Una leyenda muerta es Jim Douglas Morrison, que yace en el cementerio de los hombres ilustres de París. Siempre quise visitar su tumba, tercer monumento más visitado de París, para ver si era verdad que él no estaba allí. Cuentan que el padre se lo llevó y que aquello no es si no una manera de atrapar incautos como yo, que pretenden ser la imago del que cabalgó la serpiente no del que cantó. Evidentemente, ya se le parece suficiente alguno cantante vivo. Quería saber que ponía en la tumba como epitafio. Nos fuimos en autostop el chino, el indio y yo, y ante la tumba, tambaleándonos de misterio y güisqui, encontramos una inscripción en griego, que hubiera sido del gusto del padre Igal, Kata ton daimona eaytoy. Daimona, daimon, la palabra favorita de Aristóteles para referir en qué consistía la felicidad, nada menos. Él filósofo oculto, más agente secreto que pensador, definió la felicidad como eudaimonia, lo que no era otra cosa si no hallarse a bien con los propios demonios. Los demonios de cada hombre, individualmente considerado, contra los que luchamos para hallar la virtud, y que no son iguales para todos, indudablemente. Jim Douglas Morrison murió con los demonios en su interior, luchando contra ellos, sin poder vencerlos, seguramente, sin llegar a la felicidad según la definía Aristóteles; o bien, si entendemos lucha como asunción, seguramente el cantante de los Doors murió con todos los daimones en su interior, asumidos, comprendidos. Nada menos, como nos gustaría morir a cualquiera de nosotros. Murió feliz, absolutamente feliz, con su vida cumplida.

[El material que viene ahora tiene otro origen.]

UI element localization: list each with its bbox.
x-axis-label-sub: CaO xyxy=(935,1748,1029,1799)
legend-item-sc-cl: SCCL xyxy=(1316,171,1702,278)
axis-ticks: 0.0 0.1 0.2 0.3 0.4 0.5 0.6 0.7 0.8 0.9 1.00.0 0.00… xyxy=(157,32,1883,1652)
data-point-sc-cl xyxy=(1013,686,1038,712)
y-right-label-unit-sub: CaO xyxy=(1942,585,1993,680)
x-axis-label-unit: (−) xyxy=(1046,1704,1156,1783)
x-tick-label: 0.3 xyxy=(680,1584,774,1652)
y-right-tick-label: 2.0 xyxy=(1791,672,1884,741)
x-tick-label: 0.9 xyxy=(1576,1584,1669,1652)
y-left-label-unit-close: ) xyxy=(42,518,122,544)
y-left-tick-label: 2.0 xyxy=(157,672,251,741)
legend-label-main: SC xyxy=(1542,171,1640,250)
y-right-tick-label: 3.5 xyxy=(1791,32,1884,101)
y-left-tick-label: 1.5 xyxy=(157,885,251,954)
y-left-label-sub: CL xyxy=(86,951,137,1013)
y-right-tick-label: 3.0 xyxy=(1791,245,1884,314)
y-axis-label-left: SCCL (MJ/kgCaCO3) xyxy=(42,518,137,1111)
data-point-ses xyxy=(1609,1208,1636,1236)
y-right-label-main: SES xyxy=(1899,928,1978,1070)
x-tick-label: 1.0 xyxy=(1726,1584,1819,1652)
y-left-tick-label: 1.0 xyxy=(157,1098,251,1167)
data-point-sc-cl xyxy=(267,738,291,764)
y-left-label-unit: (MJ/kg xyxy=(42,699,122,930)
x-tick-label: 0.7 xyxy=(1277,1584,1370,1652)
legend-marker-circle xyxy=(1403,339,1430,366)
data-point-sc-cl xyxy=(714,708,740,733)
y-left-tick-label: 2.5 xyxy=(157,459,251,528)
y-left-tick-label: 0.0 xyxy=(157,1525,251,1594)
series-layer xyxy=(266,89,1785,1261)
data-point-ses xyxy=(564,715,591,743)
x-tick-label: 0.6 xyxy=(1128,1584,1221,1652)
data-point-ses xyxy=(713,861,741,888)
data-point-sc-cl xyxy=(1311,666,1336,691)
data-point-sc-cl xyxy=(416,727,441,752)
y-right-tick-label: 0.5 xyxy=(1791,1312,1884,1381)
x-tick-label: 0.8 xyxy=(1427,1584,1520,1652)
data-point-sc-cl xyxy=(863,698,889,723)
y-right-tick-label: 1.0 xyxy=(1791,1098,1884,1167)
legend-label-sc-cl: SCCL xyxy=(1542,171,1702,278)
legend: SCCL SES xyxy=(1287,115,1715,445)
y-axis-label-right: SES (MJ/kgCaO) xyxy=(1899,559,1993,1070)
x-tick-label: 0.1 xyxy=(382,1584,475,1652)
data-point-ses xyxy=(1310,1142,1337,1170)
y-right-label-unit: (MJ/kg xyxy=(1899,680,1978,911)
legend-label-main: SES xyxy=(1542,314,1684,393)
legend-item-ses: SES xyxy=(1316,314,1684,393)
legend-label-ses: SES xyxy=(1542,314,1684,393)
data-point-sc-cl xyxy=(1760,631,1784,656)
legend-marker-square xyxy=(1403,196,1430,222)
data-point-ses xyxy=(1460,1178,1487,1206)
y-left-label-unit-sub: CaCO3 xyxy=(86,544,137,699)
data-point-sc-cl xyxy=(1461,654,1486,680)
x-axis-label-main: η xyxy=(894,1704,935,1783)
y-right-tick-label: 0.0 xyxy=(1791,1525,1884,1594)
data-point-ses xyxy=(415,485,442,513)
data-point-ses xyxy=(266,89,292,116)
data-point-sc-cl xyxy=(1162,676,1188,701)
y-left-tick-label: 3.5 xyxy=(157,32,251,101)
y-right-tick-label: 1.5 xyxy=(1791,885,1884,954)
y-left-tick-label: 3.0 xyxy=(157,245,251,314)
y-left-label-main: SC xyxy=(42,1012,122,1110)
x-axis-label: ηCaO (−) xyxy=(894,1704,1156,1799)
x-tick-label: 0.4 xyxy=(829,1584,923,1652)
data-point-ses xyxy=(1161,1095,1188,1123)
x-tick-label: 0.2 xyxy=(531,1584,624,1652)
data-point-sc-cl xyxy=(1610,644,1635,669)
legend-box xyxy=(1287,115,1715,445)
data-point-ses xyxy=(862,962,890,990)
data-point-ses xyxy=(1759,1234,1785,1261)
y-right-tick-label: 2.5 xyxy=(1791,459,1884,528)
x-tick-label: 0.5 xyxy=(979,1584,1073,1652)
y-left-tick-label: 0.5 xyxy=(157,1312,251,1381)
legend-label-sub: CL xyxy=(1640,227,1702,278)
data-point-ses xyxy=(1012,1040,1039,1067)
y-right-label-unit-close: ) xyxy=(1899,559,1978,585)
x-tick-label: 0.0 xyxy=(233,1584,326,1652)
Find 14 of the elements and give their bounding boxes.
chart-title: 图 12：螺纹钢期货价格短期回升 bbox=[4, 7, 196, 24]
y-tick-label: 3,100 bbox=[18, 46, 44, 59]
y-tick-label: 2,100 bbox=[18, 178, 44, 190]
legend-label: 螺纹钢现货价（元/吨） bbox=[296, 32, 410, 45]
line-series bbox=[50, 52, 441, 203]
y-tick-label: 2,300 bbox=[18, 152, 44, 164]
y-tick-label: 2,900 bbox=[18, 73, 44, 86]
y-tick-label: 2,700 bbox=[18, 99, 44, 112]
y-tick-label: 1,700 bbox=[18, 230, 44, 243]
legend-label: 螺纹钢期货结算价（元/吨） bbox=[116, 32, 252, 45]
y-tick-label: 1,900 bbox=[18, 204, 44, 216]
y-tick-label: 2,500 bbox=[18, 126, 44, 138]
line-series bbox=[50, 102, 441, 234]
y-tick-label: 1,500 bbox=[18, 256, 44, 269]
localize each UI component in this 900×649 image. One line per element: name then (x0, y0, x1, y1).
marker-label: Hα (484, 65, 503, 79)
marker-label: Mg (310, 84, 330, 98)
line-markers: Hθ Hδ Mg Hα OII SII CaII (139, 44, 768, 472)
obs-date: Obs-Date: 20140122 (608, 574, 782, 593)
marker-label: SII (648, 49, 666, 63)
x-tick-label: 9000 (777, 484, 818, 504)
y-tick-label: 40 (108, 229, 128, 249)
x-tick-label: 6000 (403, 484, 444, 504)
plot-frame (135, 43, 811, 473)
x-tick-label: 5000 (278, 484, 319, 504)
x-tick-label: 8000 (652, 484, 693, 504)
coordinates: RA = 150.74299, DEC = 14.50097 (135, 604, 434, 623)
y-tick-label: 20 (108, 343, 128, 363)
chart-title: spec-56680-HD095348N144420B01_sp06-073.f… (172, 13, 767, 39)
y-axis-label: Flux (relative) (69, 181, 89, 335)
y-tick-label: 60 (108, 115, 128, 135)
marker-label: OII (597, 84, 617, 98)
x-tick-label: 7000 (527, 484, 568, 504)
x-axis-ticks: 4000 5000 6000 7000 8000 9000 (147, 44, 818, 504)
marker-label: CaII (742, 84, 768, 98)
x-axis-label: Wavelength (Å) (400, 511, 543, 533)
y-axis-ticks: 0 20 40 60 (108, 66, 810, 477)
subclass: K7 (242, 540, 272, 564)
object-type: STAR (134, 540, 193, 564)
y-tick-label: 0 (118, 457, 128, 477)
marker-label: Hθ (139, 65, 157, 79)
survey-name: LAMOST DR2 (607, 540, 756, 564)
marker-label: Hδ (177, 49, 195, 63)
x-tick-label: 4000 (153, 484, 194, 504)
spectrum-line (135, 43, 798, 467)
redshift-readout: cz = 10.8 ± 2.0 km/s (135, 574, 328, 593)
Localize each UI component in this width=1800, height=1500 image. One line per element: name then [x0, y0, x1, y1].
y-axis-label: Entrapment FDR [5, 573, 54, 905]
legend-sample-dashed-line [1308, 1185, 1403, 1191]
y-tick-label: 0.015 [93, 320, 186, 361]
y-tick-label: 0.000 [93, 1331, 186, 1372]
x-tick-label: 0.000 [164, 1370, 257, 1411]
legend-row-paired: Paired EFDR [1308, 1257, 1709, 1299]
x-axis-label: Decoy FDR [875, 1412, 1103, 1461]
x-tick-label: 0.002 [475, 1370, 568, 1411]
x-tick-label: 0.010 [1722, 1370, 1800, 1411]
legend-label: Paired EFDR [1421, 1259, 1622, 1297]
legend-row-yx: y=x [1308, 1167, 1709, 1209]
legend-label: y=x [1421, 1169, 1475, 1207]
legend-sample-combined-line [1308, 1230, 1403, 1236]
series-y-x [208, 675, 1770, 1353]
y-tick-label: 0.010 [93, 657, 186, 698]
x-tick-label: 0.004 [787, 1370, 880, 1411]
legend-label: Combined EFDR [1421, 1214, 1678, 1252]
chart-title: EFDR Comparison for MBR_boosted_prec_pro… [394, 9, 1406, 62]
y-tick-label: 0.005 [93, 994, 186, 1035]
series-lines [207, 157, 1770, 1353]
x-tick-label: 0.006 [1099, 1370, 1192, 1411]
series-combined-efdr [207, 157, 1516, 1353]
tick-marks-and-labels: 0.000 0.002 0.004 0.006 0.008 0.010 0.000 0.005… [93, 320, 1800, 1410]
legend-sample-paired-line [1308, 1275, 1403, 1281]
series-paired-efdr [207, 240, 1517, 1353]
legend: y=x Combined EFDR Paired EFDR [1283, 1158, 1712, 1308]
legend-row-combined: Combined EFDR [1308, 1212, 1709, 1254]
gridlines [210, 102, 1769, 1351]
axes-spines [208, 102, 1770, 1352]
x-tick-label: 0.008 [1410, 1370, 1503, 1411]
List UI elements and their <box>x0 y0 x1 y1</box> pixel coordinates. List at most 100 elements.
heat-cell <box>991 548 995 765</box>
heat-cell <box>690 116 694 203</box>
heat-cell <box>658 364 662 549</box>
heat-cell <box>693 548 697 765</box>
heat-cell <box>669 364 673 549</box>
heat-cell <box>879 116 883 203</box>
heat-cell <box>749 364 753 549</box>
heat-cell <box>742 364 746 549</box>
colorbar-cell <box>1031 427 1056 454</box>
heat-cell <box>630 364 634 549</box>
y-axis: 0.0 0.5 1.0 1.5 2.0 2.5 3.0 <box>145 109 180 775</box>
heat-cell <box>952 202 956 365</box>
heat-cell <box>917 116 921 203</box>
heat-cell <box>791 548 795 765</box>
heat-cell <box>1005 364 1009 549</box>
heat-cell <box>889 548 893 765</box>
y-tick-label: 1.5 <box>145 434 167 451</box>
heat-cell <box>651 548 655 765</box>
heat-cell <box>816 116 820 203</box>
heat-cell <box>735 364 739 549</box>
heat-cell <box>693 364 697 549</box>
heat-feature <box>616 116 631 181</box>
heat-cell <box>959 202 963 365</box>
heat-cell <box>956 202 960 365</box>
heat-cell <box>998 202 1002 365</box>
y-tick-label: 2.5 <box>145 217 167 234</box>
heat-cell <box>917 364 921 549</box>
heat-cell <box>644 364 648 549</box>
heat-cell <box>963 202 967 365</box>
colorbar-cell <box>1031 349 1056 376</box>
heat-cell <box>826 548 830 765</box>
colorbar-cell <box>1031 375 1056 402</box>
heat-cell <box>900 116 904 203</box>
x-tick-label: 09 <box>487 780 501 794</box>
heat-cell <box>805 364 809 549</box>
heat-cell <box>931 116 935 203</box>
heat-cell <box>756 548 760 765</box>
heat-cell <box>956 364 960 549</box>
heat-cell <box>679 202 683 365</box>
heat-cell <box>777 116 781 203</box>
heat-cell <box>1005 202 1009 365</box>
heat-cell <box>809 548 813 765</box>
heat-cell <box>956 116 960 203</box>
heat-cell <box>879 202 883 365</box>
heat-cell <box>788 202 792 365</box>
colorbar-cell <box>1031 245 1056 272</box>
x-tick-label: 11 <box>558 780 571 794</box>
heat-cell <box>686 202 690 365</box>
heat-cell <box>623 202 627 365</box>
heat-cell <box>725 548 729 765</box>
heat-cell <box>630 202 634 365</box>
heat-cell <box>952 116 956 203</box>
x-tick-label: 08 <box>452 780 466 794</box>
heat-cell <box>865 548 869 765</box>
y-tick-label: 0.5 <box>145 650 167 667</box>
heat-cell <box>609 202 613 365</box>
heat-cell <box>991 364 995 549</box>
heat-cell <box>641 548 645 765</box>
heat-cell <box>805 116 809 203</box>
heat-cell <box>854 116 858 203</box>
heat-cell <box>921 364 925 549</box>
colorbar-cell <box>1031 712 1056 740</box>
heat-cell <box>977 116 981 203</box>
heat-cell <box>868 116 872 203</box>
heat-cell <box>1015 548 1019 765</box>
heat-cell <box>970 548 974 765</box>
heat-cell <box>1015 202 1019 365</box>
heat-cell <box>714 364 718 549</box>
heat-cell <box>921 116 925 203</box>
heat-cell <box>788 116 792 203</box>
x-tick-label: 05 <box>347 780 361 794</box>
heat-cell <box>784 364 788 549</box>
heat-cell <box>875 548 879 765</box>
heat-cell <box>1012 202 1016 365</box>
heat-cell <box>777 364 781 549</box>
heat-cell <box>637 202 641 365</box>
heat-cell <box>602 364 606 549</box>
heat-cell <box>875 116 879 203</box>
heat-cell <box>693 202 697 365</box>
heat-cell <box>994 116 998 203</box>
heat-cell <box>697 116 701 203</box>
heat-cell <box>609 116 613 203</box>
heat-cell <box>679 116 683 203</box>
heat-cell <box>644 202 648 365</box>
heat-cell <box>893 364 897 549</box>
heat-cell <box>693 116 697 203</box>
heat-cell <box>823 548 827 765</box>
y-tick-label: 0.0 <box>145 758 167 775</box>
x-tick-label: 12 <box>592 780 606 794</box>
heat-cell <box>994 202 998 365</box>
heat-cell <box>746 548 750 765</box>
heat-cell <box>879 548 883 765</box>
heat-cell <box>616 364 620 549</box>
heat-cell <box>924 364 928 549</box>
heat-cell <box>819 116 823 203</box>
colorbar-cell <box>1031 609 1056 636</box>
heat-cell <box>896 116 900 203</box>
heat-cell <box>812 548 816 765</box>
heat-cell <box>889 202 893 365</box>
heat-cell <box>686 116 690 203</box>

No puede decir lo mismo Bette Davis, que supuestamente lo hizo a la manera más difícil, y así lo reflejó en su epitafio. Sin duda a todos nos gustaría pedir lo que anuncia Nicanor Parra, Voy y vuelvo, como si la muerte fuese solamente un recado intemporal que nos tiene ocupados fuera de nuestro lugar habitual de vida.
Ojalá nos dé tiempo a vivir intemporalmente y así conseguir estar a bien con lo propios demonios, y no tengamos que expresar en nuestro epitafio la lamentación del marqués de Sade, que quizá nunca experimento lo que escribió en sus libros, ese lloro que es el si no viví más es porque no me dio tiempo.